Looking Back at 1995 and “The Internet? Bah!”
This morning, Bill Drew re-tweeted about an opinion piece from Newsweek, originally published in 1995, from Clifford Stoll, and reprinted in its entirety at the blog Three Word Chant . Copyright issues aside, this mildly curmudgeonly piece about "this most trendy and oversold community" makes some spectacularly wrong predictions, but manages to nail some of the issues that we’re still grappling with 15 years later.
no online database will replace your daily newspaper.

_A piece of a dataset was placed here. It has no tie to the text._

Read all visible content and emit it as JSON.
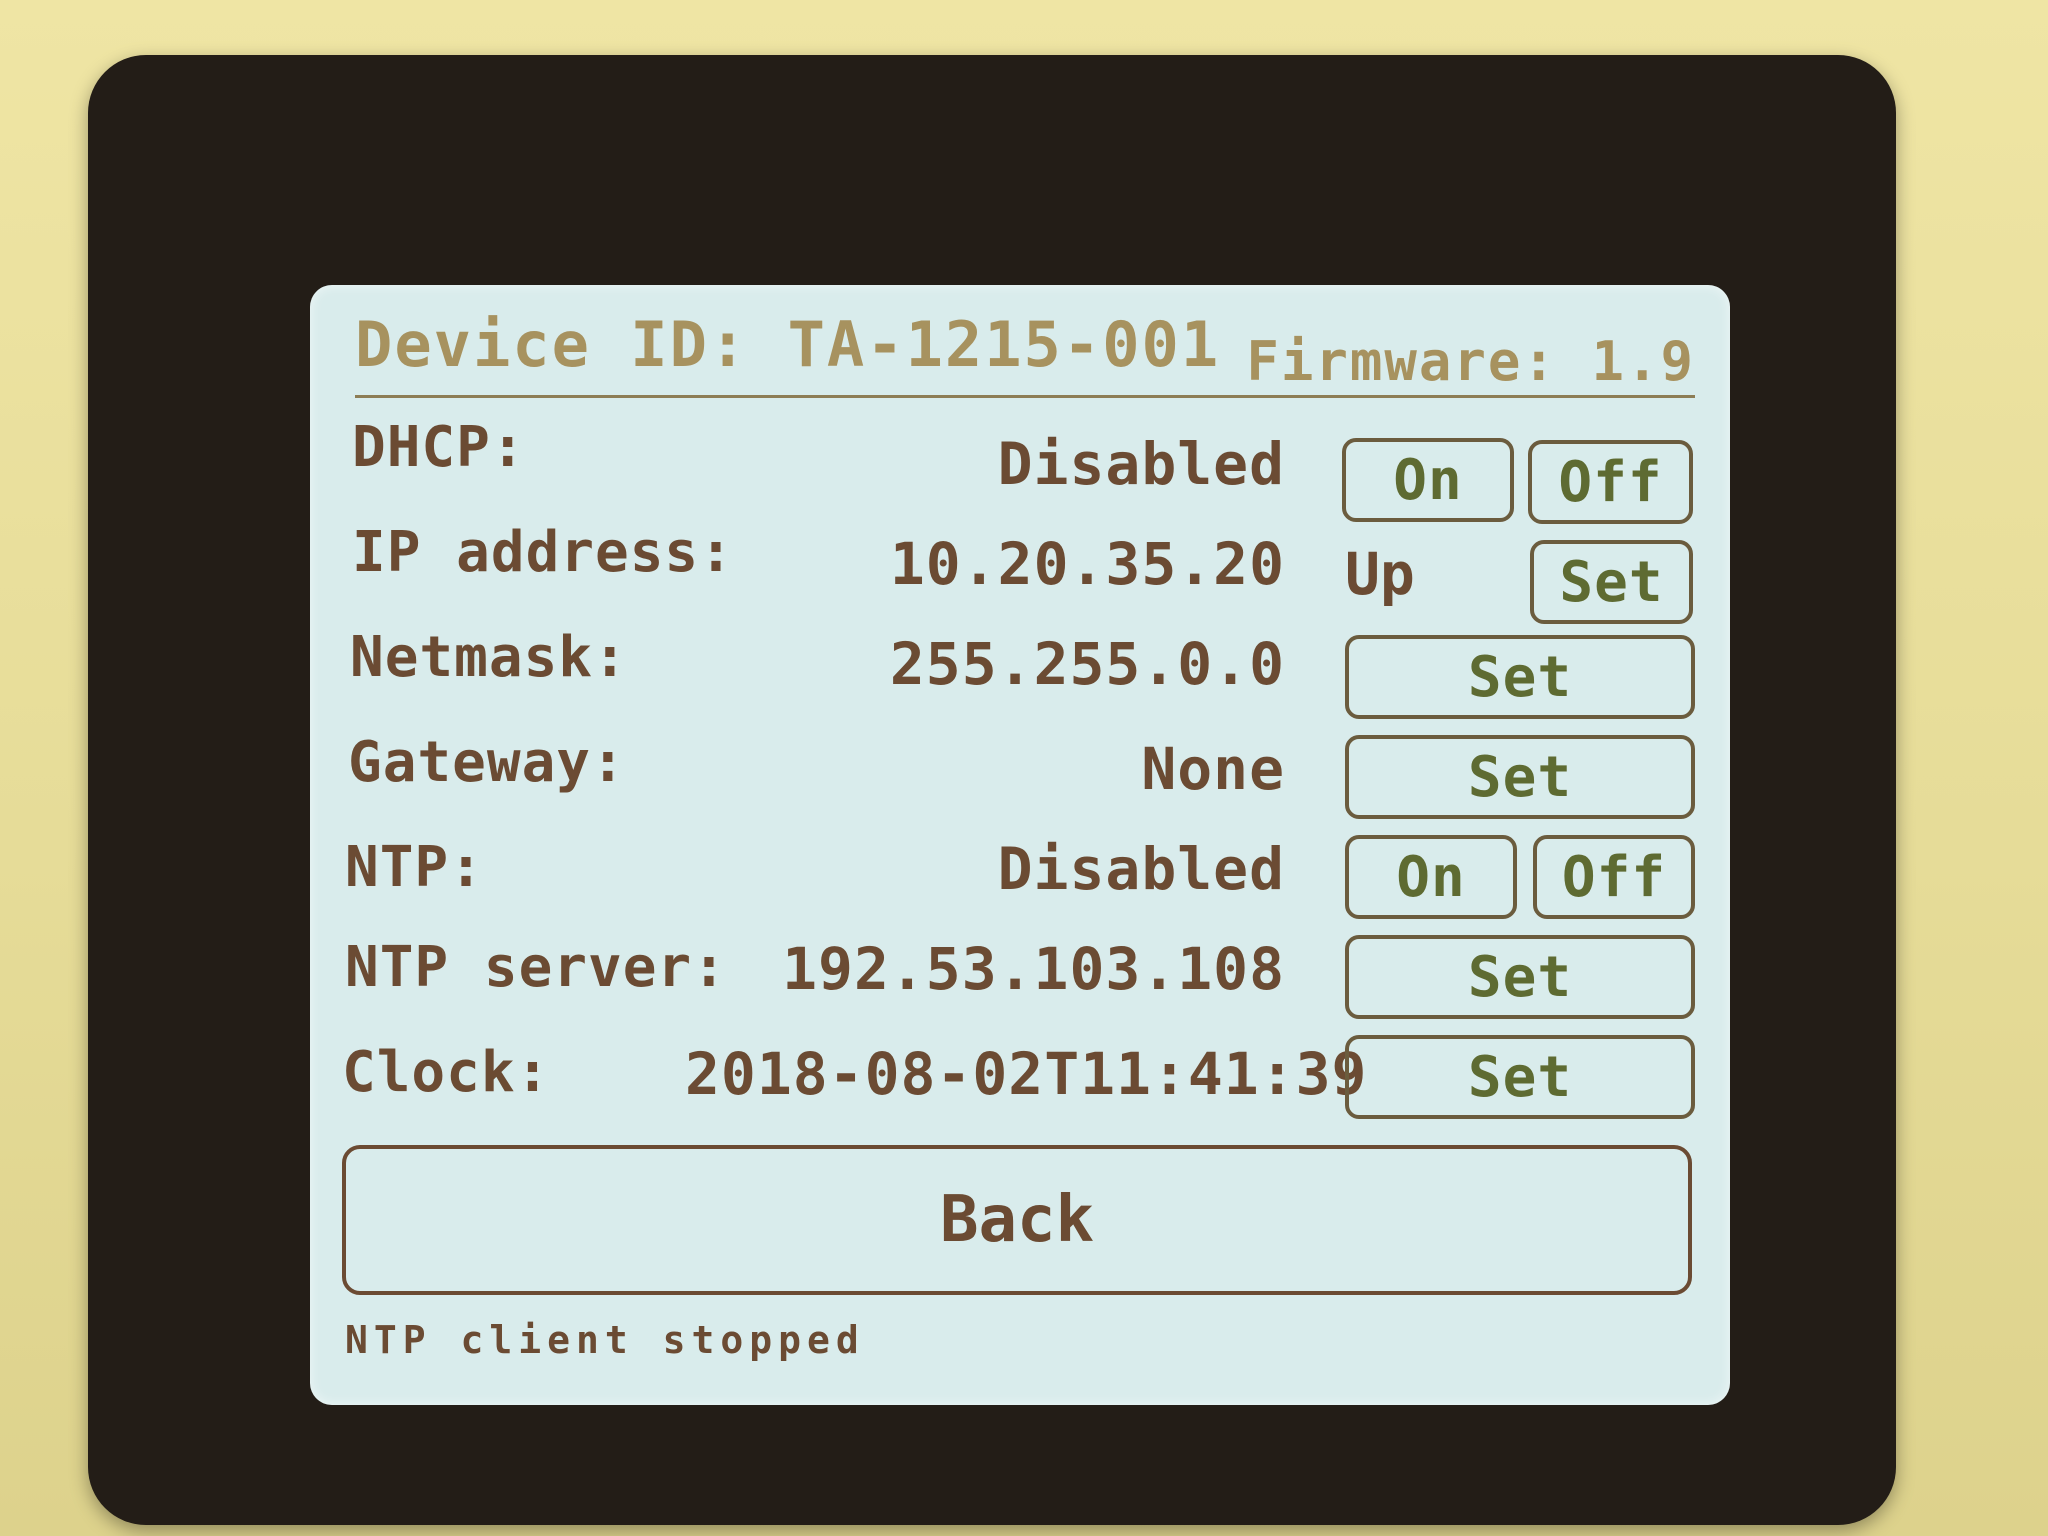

Ouch! This turns out to be completely untrue. In 2010, newspapers and news organizations are downsizing staff, reconfiguring jobs, and trying to figure out the right mix of free vs. paid for their online content. Also, you might just become your daily newspaper; there is a role for the citizen journalist. This year, the prestigious George Polk awards honored the anonymous poster of the video capturing the shooting death of Neda Agha-Soltan, because "in today’s world, a brave bystander with a cell phone camera can use video-sharing and social networking sites to deliver news".
Nicholas Negroponte, director of the MIT Media Lab, predicts that we’ll soon buy books and newspapers over the Internet. Uh, sure.
Nicholas Negroponte went on to head One Laptop Per Child, which empowers children to learn and express themselves through the use of rugged, low-cost, connected hardware and software.
Anyone else remember the initial grandiose claims of netLibrary? Their soaring vision of the world’s knowledge in ebook form was at odds with their actual early content, which was Bartleby plus a few guidebooks, government handbooks and social science texts. Things have changed quite a bit in the last decade though, both for Netlibrary and for ebooks in general. Owners of Amazon’s Kindle and Barnes and Nobles’ Nook now have instant wireless access to many front- and backlist ebook titles.
Take a look at 1995, the year that the DVD format was announced, the WTO was formed, Yahoo! was founded, OJ was acquitted, and the Oklahoma City bombing occurred.
What are today’s curmudgeonly predictions? And what events from 2010 will resonate into the future?